Most of his clients at the suburban Cleveland-based indie RIA, which manages about $800 million, are entrepreneurs and business owners who “don’t want to take big risks in their personal portfolios,” Waxman says.

“These cryptocurrencies are being traded without government backing or support of any hard assets,” he adds. “And it’s important to realize that Bitcoin is almost seven times more volatile than gold – you can easily lose 50% of your money at any time.”

Still, he sees issuance picking up and major clearing houses advancing so-called blockchain technologies, which Waxman describes as a sort of “decentralized cloud-based network that eliminates the middlemen and cuts trading costs.”

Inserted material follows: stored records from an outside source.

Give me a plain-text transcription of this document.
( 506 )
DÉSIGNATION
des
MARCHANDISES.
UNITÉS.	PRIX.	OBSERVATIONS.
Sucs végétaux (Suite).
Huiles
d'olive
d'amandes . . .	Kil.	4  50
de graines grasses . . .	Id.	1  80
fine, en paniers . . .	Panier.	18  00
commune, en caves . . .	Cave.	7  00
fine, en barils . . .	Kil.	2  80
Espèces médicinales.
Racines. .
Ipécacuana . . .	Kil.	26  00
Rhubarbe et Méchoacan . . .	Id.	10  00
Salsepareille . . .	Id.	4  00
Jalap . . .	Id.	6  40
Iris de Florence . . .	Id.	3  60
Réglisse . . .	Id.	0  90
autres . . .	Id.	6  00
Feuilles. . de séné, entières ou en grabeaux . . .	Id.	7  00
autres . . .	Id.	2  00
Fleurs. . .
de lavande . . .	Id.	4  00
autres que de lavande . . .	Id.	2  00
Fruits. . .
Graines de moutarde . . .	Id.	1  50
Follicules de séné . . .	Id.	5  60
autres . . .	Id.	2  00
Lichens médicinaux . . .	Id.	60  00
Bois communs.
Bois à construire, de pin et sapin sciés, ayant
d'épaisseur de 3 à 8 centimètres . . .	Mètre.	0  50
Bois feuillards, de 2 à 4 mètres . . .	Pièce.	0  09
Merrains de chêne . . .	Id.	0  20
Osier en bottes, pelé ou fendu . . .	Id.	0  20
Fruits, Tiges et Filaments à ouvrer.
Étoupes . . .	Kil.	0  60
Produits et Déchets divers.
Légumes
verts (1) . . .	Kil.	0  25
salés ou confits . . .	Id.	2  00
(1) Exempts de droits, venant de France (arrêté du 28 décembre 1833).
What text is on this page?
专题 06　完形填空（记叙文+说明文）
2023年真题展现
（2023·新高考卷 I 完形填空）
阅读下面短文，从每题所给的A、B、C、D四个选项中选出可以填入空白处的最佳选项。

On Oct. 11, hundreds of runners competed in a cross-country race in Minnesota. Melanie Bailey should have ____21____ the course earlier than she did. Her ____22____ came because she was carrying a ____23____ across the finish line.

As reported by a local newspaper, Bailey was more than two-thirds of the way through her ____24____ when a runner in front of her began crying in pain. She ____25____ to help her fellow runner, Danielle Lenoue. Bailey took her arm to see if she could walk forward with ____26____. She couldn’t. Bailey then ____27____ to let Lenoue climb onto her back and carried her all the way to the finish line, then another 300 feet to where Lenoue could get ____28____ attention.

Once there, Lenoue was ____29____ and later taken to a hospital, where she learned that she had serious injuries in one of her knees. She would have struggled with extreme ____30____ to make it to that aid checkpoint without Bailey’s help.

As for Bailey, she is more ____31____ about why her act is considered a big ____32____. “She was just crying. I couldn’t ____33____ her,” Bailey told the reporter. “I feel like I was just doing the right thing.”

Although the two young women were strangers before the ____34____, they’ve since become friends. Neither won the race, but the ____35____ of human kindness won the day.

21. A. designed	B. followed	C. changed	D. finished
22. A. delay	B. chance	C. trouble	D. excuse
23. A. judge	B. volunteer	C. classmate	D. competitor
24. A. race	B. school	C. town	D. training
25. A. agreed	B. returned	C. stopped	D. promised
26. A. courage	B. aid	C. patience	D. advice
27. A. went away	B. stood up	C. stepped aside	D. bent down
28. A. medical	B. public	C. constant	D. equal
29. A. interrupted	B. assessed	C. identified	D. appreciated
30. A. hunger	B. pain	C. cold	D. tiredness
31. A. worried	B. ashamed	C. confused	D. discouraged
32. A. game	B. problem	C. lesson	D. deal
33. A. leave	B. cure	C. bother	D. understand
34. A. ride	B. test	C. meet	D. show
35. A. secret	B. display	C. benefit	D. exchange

The SEC put cryptocurrencies on its regulatory radar in July, he points out. Right now, however, he’s suggesting strategic-minded investors might be better off staying on the sidelines. “If you want to invest, only put as much into it as you’re willing to lose,” Waxman says.

While he won’t recommend Bitcoin and the like for now, the longtime advisor is preparing to answer more questions as such alternative markets evolve.

“None of our clients are seriously considering trading in Bitcoin right now,” he says. “But as blockchain technologies improve and more stakeholders validate these types of digital networks, cryptocurrencies may find a place in strategic investment portfolios over time.”

George Gagliardi, an advisor in Lexington, Mass., believes within five years virtual currencies will be considered mainstream investments. “Several big Wall Street firms are already working on products in this area,” he says. “I truly believe that someday virtual currencies like Bitcoin will become an important form of payment and a highly liquid currency.”

At the same time, the FA notes that just recently hackers broke into cell phones and stole several investors’ virtual wallets used to digitally store coins.

“I tell my clients that although the potential is great, Bitcoin is like trying to pick an Internet winner in 1996 – this market is purely speculative at this point,” says Gagliardi, who charges by the hour and works on retainer. He also manages about $20 million in client assets.

Neil Waxman

Gagliardi also likes to explain to clients that virtual currencies are essentially “early stage” tech developers and represent a “swelling marketplace” with more than 30 different competitors. “It’s important to put all of this investment hype into perspective – digital currencies are still in the Wild West days,” he says. “At this stage, it’s hard to tell if you’re investing in the next Microsoft or the next Napster.”

Few investors really understand how Bitcoin’s underlying creation mechanisms work, Gagliardi adds, let alone blockchain encryption methodologies. “Investing in anything you don’t fully understand is like day trading,” he says.

With headlines blaring about Bitcoin's price run, Gagliardi adds that he's fielding more questions these days about alternative currencies. In fact, a local entrepreneur he recently talked to – and isn’t a client – told him he’s considering investing in cryptocurrency ETFs as they come to market.

“For people with relatively high tolerances for speculative investments, this might be a fun way to watch to see how alternative currency markets grow,” Gagliardi says. “But I tell prospects who bring Bitcoins up with me now to go in with their eyes wide open. It’s still like gambling in Vegas.”